Experts outline the broader differential diagnosis embedded in the new algorithm, spanning pancreatic, monogenic, treatment-related, and rare genetic forms of diabetes that may masquerade as type 2 in adults.

In this section, Samson invites Umpierrez to walk through the remaining categories included in the 2026 AACE diabetes classification algorithm beyond autoimmune diabetes and hypercortisolism.

Umpierrez first discusses pancreatic disorders that can lead to diabetes, including pancreatic cancer, chronic pancreatitis, cystic fibrosis–related diabetes, and hemochromatosis. He notes that in subspecialty centers with large cystic fibrosis populations, diabetes is a frequent complication and carries distinct management considerations. Weight loss and underweight status in a patient labeled as having type 2 diabetes, particularly when combined with severe insulin requirements or recurrent hypoglycemia, should prompt clinicians to consider pancreatic causes or other atypical forms of diabetes rather than assuming typical type 2 disease.

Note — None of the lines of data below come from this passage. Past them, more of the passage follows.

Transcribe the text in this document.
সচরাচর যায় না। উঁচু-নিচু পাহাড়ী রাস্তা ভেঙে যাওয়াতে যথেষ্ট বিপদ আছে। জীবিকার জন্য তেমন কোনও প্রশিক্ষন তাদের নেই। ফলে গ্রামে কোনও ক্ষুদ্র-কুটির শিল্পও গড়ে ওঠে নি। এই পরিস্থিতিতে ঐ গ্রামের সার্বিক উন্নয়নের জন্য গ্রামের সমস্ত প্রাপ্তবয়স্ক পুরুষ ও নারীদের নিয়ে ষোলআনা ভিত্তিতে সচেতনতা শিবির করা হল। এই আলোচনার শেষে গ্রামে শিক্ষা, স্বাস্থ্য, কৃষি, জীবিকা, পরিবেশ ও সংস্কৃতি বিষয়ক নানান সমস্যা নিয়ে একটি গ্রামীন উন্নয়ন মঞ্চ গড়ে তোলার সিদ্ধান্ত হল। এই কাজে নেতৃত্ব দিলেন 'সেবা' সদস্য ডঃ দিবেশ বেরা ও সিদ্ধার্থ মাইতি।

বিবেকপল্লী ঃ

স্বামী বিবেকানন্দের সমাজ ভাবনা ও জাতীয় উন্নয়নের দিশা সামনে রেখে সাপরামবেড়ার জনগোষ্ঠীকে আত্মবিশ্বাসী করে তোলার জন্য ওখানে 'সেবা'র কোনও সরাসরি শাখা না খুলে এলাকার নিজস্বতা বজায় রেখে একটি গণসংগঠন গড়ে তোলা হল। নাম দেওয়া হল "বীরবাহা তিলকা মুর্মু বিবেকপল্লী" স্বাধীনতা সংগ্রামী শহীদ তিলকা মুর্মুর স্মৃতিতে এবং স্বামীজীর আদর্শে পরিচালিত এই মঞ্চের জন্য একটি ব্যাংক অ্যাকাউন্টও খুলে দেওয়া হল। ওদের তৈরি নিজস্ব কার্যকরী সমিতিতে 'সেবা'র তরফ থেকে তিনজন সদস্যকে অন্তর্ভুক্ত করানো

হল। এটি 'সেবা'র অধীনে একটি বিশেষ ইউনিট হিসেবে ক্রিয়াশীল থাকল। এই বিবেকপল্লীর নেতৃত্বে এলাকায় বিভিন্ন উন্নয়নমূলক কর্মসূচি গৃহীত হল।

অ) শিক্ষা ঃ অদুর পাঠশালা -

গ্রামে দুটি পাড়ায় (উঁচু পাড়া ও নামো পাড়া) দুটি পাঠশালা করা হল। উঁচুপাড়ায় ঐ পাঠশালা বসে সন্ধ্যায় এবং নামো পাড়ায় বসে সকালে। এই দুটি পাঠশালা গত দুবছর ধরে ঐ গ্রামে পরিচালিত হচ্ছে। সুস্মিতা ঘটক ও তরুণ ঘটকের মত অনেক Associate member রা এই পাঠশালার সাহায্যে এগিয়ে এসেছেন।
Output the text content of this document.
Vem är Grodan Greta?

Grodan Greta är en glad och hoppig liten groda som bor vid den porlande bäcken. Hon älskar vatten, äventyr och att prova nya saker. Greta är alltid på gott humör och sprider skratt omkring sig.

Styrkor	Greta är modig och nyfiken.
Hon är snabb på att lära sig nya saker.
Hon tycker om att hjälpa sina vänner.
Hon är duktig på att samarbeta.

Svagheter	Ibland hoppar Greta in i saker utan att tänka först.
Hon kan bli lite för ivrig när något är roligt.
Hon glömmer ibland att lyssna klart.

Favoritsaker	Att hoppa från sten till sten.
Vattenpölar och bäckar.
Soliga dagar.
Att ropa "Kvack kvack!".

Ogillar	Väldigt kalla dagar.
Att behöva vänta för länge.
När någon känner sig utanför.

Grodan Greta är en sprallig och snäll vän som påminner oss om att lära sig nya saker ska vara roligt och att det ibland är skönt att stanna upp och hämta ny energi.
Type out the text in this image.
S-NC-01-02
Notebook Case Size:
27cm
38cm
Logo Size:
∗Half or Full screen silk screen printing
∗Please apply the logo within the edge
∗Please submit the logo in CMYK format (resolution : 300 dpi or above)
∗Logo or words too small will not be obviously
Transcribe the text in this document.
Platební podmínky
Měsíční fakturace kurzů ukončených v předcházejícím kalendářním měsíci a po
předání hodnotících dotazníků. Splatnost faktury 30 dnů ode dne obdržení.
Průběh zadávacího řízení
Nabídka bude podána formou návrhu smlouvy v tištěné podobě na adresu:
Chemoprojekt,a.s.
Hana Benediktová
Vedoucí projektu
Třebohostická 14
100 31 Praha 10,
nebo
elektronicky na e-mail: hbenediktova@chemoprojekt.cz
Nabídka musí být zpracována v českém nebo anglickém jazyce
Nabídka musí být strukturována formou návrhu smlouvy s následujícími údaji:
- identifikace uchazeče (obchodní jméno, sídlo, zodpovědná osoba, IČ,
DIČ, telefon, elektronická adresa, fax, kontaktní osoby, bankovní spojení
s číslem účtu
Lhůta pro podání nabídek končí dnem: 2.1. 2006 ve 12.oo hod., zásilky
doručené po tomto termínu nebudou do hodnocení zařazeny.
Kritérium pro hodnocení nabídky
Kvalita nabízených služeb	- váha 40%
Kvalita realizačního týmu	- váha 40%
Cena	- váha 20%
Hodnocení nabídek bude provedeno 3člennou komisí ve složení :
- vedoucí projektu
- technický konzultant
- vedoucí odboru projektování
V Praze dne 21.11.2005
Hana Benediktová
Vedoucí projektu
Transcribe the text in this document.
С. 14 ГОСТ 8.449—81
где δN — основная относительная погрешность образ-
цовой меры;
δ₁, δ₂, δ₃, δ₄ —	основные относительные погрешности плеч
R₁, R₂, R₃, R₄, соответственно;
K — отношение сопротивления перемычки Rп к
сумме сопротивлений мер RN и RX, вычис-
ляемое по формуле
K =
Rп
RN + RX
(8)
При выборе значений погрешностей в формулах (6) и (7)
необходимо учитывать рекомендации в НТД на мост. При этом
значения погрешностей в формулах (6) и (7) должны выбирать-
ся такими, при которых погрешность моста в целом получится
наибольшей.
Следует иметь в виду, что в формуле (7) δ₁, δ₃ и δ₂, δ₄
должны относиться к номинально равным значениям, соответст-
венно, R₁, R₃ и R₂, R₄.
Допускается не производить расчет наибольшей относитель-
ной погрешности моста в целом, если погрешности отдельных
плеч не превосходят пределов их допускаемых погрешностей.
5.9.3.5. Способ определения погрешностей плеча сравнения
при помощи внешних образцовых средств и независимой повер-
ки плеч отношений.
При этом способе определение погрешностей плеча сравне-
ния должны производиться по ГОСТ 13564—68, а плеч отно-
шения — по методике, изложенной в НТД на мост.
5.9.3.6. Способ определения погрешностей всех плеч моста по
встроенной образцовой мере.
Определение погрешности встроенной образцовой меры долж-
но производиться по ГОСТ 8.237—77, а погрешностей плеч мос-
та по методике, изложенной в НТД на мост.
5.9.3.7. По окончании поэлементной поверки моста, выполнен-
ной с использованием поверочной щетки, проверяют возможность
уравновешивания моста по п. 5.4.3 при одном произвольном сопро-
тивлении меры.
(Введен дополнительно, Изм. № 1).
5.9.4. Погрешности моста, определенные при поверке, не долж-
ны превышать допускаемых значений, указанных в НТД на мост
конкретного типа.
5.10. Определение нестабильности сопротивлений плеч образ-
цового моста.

The conversation then turns to monogenic diabetes, particularly maturity-onset diabetes of the young (MODY), which Samson and Umpierrez emphasize has been recognized for decades but remains underdiagnosed. Umpierrez suggests clinicians should suspect monogenic diabetes when there is an autosomal dominant pattern of diabetes across 3 generations, diagnosis at a young age, absence of type 1 autoantibodies, and preserved or only mildly reduced C‑peptide levels. He notes that calculators and clinical prediction tools are available to estimate the likelihood of MODY and guide genetic testing. T

he algorithm also highlights glucocorticoid-induced diabetes and posttransplant diabetes, both increasingly seen in practice, as well as checkpoint inhibitor–associated autoimmune diabetes, which is emerging with broader use of immune checkpoint inhibitors in oncology. In this latter group, onset can be abrupt and reminiscent of type 1 diabetes, often with positive autoantibodies and low C‑peptide, necessitating rapid initiation of insulin therapy.

Finally, Samson emphasizes that the 2026 AACE algorithm also acknowledges rare inherited forms of diabetes, including mitochondrial diabetes syndromes that may present with diabetes and sensorineural deafness or lipodystrophic phenotypes characterized by loss of subcutaneous fat, hypertriglyceridemia, fatty liver disease, and marked insulin resistance.

Umpierrez notes that, although infrequent, these conditions are important to recognize because they carry distinct systemic risks and may respond differently to standard therapies.

Together, Samson and Umpierrez argue that the value of the new algorithm lies not only in cataloging these entities but also in providing a structured pathway that prompts clinicians to reconsider a default type 2 label when the clinical picture, family history, or treatment response is atypical.